1 Even in the presence of nearly complete cardiopulmonary bypass (CPB) during VA ECMO, some blood will return to the left ventricle (LV). Unlike traditional LV assist device (LVAD) support, VA ECMO pressurizes the systemic arterial circuit without directly unloading the left side of the heart. As a result, the failing LV might not have sufficient contractility to open the aortic valve. This causes progressive LV distention, which impairs myocardial recovery and can lead to pulmonary edema, pulmonary hemorrhage, or LV thrombus formation.2,3 Several approaches to LV decompression have been successfully used, including atrial septostomy, percutaneous placement of a pulmonary artery drainage catheter, intra-aortic balloon pumps (IABPs), percutaneous or direct placement of LV vents, and percutaneously placed microaxial pumps.
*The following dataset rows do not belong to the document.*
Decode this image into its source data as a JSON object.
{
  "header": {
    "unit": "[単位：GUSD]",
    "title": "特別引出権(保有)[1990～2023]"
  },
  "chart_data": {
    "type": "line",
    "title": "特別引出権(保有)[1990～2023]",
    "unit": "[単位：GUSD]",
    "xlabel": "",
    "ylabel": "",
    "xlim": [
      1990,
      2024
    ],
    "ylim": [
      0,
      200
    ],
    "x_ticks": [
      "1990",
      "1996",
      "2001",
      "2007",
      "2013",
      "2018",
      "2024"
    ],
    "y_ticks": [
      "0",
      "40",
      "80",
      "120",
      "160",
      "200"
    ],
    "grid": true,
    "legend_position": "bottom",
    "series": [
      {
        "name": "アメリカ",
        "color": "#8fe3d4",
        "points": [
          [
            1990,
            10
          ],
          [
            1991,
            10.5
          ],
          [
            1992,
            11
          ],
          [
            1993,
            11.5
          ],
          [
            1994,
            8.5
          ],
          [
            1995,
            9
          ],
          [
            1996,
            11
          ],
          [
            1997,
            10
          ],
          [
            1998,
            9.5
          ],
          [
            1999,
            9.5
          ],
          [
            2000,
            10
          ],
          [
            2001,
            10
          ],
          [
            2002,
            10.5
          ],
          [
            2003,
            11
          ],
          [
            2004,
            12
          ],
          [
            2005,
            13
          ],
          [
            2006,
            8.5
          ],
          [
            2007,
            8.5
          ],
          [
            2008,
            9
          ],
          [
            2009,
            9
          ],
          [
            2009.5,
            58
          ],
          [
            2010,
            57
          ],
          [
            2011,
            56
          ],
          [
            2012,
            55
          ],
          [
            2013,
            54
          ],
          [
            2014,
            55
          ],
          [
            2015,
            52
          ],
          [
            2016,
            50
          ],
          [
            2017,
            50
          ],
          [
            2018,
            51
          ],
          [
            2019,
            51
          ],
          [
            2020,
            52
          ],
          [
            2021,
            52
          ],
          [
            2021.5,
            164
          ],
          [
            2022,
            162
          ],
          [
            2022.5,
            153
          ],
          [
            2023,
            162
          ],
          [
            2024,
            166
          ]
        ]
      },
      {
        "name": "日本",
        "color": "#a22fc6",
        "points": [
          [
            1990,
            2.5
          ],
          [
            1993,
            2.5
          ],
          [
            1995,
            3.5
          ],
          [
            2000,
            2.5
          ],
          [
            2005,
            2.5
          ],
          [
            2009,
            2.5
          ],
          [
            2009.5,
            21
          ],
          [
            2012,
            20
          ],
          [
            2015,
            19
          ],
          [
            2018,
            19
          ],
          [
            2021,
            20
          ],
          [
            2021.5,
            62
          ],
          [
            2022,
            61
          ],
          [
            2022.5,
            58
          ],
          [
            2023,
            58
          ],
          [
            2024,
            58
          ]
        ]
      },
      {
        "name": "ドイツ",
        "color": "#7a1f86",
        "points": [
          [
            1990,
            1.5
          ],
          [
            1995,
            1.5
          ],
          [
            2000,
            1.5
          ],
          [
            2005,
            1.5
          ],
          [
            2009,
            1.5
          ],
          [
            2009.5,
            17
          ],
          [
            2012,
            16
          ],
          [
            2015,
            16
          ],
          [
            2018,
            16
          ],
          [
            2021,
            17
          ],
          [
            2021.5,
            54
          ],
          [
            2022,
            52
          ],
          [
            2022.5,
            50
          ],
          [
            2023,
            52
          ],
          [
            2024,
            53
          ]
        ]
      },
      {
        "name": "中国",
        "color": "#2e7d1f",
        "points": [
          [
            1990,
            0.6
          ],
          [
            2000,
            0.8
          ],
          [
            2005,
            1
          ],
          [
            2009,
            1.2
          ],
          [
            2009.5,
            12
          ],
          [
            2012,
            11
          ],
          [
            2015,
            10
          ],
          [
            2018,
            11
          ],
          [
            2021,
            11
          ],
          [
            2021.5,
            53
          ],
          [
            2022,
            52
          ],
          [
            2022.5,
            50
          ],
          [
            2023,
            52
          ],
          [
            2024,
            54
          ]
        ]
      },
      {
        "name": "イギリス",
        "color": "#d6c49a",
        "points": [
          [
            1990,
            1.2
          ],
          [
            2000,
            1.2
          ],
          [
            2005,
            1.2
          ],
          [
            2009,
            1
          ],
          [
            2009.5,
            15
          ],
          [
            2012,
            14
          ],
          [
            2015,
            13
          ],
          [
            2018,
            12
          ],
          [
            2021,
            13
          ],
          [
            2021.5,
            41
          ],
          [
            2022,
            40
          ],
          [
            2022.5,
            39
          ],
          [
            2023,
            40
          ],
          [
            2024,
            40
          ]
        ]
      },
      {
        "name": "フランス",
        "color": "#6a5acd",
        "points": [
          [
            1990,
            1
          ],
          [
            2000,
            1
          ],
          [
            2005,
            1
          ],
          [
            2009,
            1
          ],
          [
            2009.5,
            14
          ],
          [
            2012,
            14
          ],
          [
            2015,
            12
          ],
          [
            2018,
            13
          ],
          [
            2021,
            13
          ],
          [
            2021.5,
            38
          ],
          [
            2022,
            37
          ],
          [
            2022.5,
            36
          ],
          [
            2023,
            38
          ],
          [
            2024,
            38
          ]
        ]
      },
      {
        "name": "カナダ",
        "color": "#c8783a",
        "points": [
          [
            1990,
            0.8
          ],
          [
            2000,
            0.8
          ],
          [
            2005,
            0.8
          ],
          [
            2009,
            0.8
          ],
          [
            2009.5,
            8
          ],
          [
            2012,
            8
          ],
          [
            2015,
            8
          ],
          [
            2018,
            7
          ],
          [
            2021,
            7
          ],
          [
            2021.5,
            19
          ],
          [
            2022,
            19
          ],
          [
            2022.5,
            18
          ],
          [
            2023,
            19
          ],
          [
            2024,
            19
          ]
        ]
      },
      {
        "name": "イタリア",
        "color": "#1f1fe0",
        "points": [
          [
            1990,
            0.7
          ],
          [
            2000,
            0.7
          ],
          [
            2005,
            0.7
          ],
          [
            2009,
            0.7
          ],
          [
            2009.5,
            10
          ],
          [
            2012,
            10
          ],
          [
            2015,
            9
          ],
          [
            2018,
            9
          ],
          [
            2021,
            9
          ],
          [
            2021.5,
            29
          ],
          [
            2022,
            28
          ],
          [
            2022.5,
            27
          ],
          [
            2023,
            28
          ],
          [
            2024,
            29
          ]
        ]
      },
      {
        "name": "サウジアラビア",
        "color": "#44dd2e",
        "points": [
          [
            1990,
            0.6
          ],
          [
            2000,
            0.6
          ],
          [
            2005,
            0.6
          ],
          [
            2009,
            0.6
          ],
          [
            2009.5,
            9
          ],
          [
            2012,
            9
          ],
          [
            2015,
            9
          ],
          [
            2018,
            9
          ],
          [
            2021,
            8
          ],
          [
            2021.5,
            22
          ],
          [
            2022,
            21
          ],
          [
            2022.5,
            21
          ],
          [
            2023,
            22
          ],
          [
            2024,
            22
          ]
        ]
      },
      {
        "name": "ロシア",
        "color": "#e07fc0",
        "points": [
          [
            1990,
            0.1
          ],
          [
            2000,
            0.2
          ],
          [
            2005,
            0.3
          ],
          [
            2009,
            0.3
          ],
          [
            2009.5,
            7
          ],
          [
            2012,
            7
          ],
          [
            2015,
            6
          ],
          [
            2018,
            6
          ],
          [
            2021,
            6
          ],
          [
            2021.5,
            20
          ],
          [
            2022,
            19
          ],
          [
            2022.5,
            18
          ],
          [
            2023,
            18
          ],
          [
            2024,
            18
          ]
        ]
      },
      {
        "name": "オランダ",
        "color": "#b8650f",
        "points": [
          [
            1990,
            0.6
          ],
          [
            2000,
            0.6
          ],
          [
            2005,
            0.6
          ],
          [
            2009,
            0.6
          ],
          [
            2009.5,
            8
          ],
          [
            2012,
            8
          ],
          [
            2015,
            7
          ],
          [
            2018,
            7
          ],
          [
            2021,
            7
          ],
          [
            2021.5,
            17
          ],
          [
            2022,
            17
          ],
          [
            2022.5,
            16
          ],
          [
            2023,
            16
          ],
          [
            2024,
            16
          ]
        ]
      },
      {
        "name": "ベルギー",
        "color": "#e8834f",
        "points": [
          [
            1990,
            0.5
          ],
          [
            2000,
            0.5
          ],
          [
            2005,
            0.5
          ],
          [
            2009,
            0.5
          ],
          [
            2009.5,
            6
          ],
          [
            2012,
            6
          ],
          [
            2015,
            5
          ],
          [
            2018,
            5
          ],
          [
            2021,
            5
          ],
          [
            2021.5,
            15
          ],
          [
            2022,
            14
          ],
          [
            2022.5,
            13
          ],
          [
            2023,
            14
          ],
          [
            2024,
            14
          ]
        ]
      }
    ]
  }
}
4,5The Impella ® 5.0 (Abiomed, Inc.; Danvers, Mass) is a percutaneous LVAD that is positioned across the aortic valve with inflow in the LV and outflow in the ascending aorta. This configuration augments forward flow and directly decompresses the LV. The Impella family of devices has been used for postcardiotomy circulatory support, cardiac support during high-risk percutaneous coronary intervention, treating cardiogenic shock after myocardial infarction, and treating viral myocarditis. 6 The devices have also been successfully used for LV decompression after percutaneous placement during peripheral VA ECMO. 7 We report our direct aortic placement of the Impella 5.0 in conjunction with centrally cannulated VA ECMO.
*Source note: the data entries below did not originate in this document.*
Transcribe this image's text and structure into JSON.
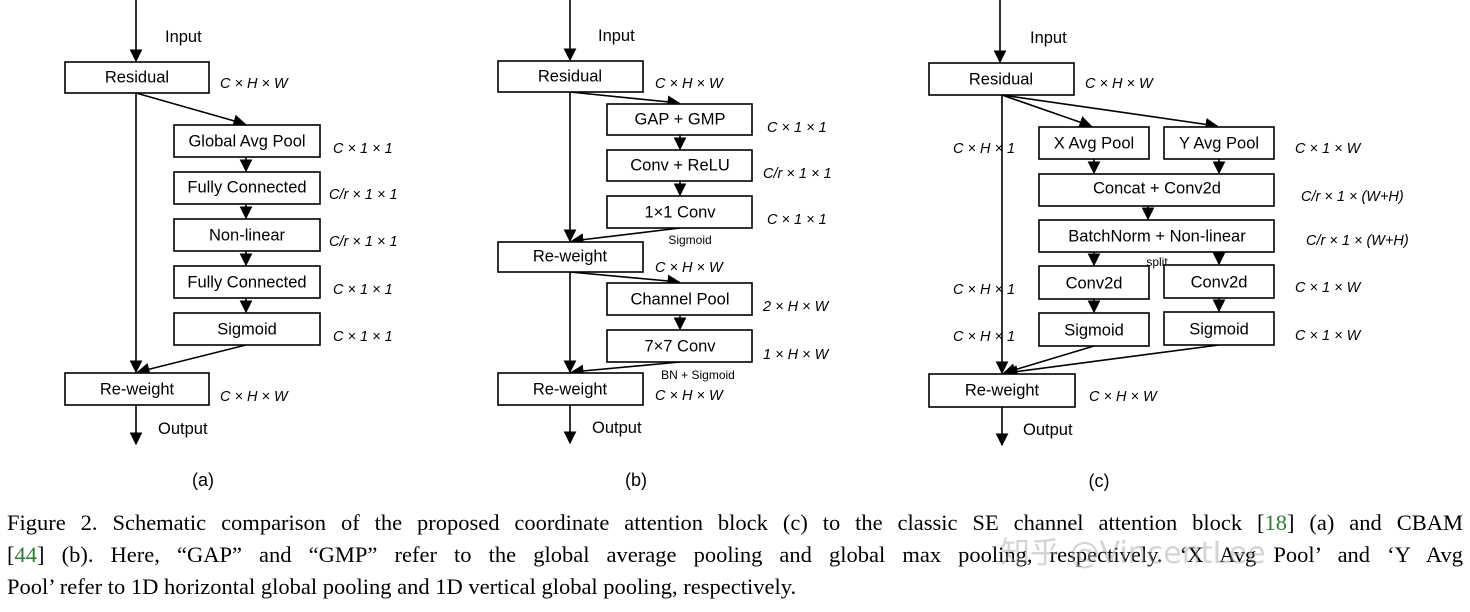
{
  "panels": {
    "a": {
      "label": "(a)",
      "input": "Input",
      "output": "Output",
      "boxes": [
        "Residual",
        "Global Avg Pool",
        "Fully Connected",
        "Non-linear",
        "Fully Connected",
        "Sigmoid",
        "Re-weight"
      ],
      "dims": [
        "C × H × W",
        "C × 1 × 1",
        "C/r × 1 × 1",
        "C/r × 1 × 1",
        "C × 1 × 1",
        "C × 1 × 1",
        "C × H × W"
      ]
    },
    "b": {
      "label": "(b)",
      "input": "Input",
      "output": "Output",
      "boxes": [
        "Residual",
        "GAP + GMP",
        "Conv + ReLU",
        "1×1 Conv",
        "Re-weight",
        "Channel Pool",
        "7×7 Conv",
        "Re-weight"
      ],
      "dims": [
        "C × H × W",
        "C × 1 × 1",
        "C/r × 1 × 1",
        "C × 1 × 1",
        "C × H × W",
        "2 × H × W",
        "1 × H × W",
        "C × H × W"
      ],
      "notes": [
        "Sigmoid",
        "BN + Sigmoid"
      ]
    },
    "c": {
      "label": "(c)",
      "input": "Input",
      "output": "Output",
      "boxes": [
        "Residual",
        "X Avg Pool",
        "Y Avg Pool",
        "Concat + Conv2d",
        "BatchNorm + Non-linear",
        "Conv2d",
        "Conv2d",
        "Sigmoid",
        "Sigmoid",
        "Re-weight"
      ],
      "dims": [
        "C × H × W",
        "C × H × 1",
        "C × 1 × W",
        "C/r × 1 × (W+H)",
        "C/r × 1 × (W+H)",
        "C × H × 1",
        "C × 1 × W",
        "C × H × 1",
        "C × 1 × W",
        "C × H × W"
      ],
      "notes": [
        "split"
      ]
    }
  },
  "caption": {
    "line1_pre": "Figure 2. Schematic comparison of the proposed coordinate attention block (c) to the classic SE channel attention block [",
    "cite1": "18",
    "line1_post": "] (a) and CBAM",
    "line2_pre": "[",
    "cite2": "44",
    "line2_post": "] (b).  Here, “GAP” and “GMP” refer to the global average pooling and global max pooling, respectively. ‘X Avg Pool’ and ‘Y Avg",
    "line3": "Pool’ refer to 1D horizontal global pooling and 1D vertical global pooling, respectively.",
    "citation_color": "#2e7d32"
  },
  "watermark": "知乎 @VincentLee"
}
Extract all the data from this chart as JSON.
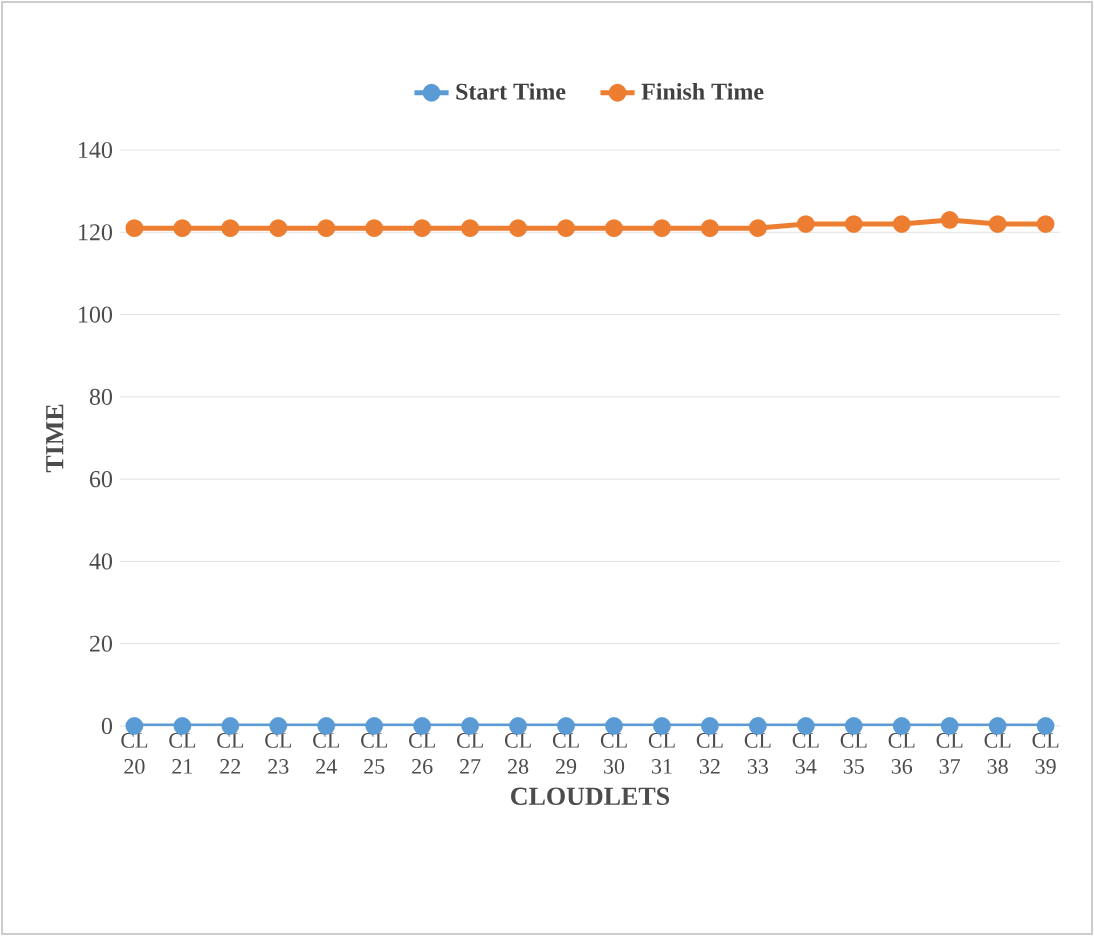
{
  "chart_data": {
    "type": "line",
    "xlabel": "CLOUDLETS",
    "ylabel": "TIME",
    "categories": [
      "CL 20",
      "CL 21",
      "CL 22",
      "CL 23",
      "CL 24",
      "CL 25",
      "CL 26",
      "CL 27",
      "CL 28",
      "CL 29",
      "CL 30",
      "CL 31",
      "CL 32",
      "CL 33",
      "CL 34",
      "CL 35",
      "CL 36",
      "CL 37",
      "CL 38",
      "CL 39"
    ],
    "series": [
      {
        "name": "Start Time",
        "color": "#5b9bd5",
        "values": [
          0,
          0,
          0,
          0,
          0,
          0,
          0,
          0,
          0,
          0,
          0,
          0,
          0,
          0,
          0,
          0,
          0,
          0,
          0,
          0
        ]
      },
      {
        "name": "Finish Time",
        "color": "#ed7d31",
        "values": [
          121,
          121,
          121,
          121,
          121,
          121,
          121,
          121,
          121,
          121,
          121,
          121,
          121,
          121,
          122,
          122,
          122,
          123,
          122,
          122
        ]
      }
    ],
    "ylim": [
      0,
      140
    ],
    "yticks": [
      0,
      20,
      40,
      60,
      80,
      100,
      120,
      140
    ],
    "grid": "y",
    "legend": "top",
    "marker": "circle",
    "line_style": "solid"
  }
}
Case ReportIn July 2014, a 59-year-old man with a history of myocardial infarction, stroke, hypertension, and hyperlipidemia was seen for angina by his cardiologist. Myocardial infarction was ruled out, and results of cardiac catheterization revealed 3-vessel coronary artery disease. Echocardiograms showed an LV ejection fraction of 0.45 and no substantial valvular disease. At our hospital, the patient underwent 3-vessel offpump coronary artery bypass grafting. The target vessels were of poor quality, and the operation was complicated by graft occlusion that necessitated thrombectomy of venous grafts to the ramus intermedius and posterior descending coronary artery, and IABP placement. Flow in the left internal mammary artery graft to the left anterior descending coronary artery was low because of poor runoff. In the intensive care unit (ICU), the patient needed support with dobutamine, vasopressin, norepinephrine, and epinephrine.